Desde los avances tecnológicos que nos podrían hacer superar muchas enfermedades, reducir la pobreza y eliminar
el hambre, hasta los cambios de cultura política que han permitido sustituir formas autoritarias de gobierno
por otras formas democráticas.
No obstante, y pese a estos avances, hemos visto cómo el siglo XX se ha convertido en uno de los siglos más sangrientos de la Historia. Dos grandes guerras, la guerra Fría, estallidos genocidas en países como Bosnia, Rwanda o Kosovo, o grandes crisis económicas que han favorecido el aumento de diferencias entre los que más tienen y los que no tienen nada, son claros indicadores de las grandes contradicciones del siglo que acabamos de
dejar atrás.
Se trata, en definitiva, de un siglo en el que ha prevalecido de forma notable una cultura de la violencia que se caracteriza por poner de manifiesto siete inseguridades graves que, muy a menudo, generan frustraciones, y, consecuentemente, violencia a escalas muy diferentes. Estas siete inseguridades fueron puestas de manifiesto por el rograma de Naciones Unidas para el Desarrollo (PNUD)
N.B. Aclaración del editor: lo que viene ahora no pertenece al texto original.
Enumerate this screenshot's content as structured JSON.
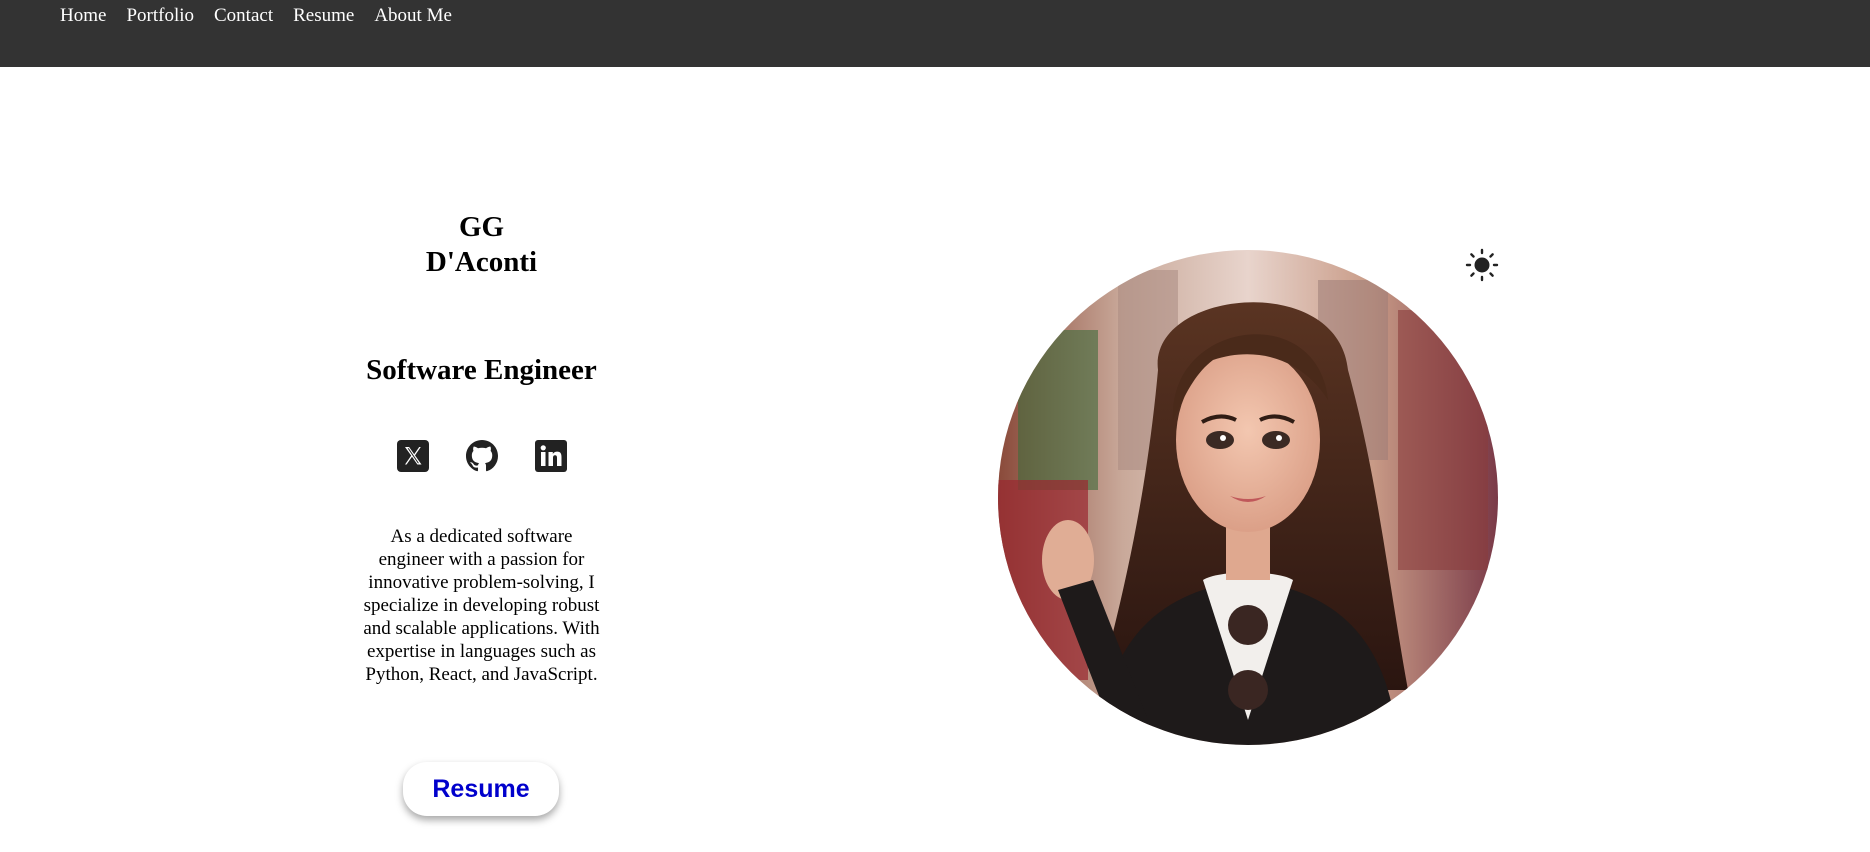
{
  "nav": {
    "items": [
      {
        "label": "Home"
      },
      {
        "label": "Portfolio"
      },
      {
        "label": "Contact"
      },
      {
        "label": "Resume"
      },
      {
        "label": "About Me"
      }
    ]
  },
  "profile": {
    "name_line1": "GG",
    "name_line2": "D'Aconti",
    "role": "Software Engineer",
    "bio": "As a dedicated software engineer with a passion for innovative problem-solving, I specialize in developing robust and scalable applications. With expertise in languages such as Python, React, and JavaScript.",
    "resume_button_label": "Resume"
  },
  "socials": [
    {
      "icon": "x-twitter-icon"
    },
    {
      "icon": "github-icon"
    },
    {
      "icon": "linkedin-icon"
    }
  ],
  "theme_toggle": {
    "icon": "sun-icon"
  },
  "avatar": {
    "icon": "cartoon-woman-portrait"
  },
  "colors": {
    "navbar_bg": "#333333",
    "nav_text": "#ffffff",
    "resume_text": "#0000cc",
    "icon_dark": "#222222"
  }
}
en 1998 y son de tipo económipco y financiero, de las rentas,
cultural, sanitario, personal, ambiental, y político y
comunitario. Tales inseguridades se encuentran en la
base de las numerosas injusticias y desigualdades que
imperan tanto a escala local, como regional, como,
incluso, mundial.
En el marco de la Década Internacional para la Cultura
de Paz (2001-2010) proclamada por las Naciones Unidas,
esta ley, reconociendo el papel absolutamente decisivo
que juega la educación como motor de evolución de una
sociedad, pretende ser un punto de partida para sustituir
la cultura de la violencia que ha definido el siglo XX por
una cultura de paz que tiene que caracterizar al nuevo
siglo.
La cultura de paz la forman todos los valores, comportamientos,
actitudes, prácticas, sentimientos, creencias,
que acaban conformando la paz.
Esta cultura de paz se tiene que implantar a través de
potenciar la educación para la paz, la no-violencia y los
derechos humanos, a través de la promoción de la investigación
para la paz, a través de la eliminación de la intolerancia,
a través de la promoción del diálogo y de la noviolencia
como práctica a generalizar en la gestión y
transformación de los conflictos.
Esta ley –amparándose en el punto a.2 del Programa
de Acción sobre una Cultura de la Paz, aprobada por la
Asamblea General de las Naciones Unidas en 1999– establece
una serie de medidas destinadas al ámbito educativo
y de la investigación, con el objeto de establecer la
cultura de paz y no-violencia en nuestra sociedad.
Artículo 1.
1. España resolverá sus controversias internacionales
de conformidad con la Carta de Naciones Unidas y los
demás instrumentos internacionales-de los que es parte,
colaborando en el fortalecimiento de la Paz y la Seguridad
Internacional, la Cooperación y los Derechos Humanos.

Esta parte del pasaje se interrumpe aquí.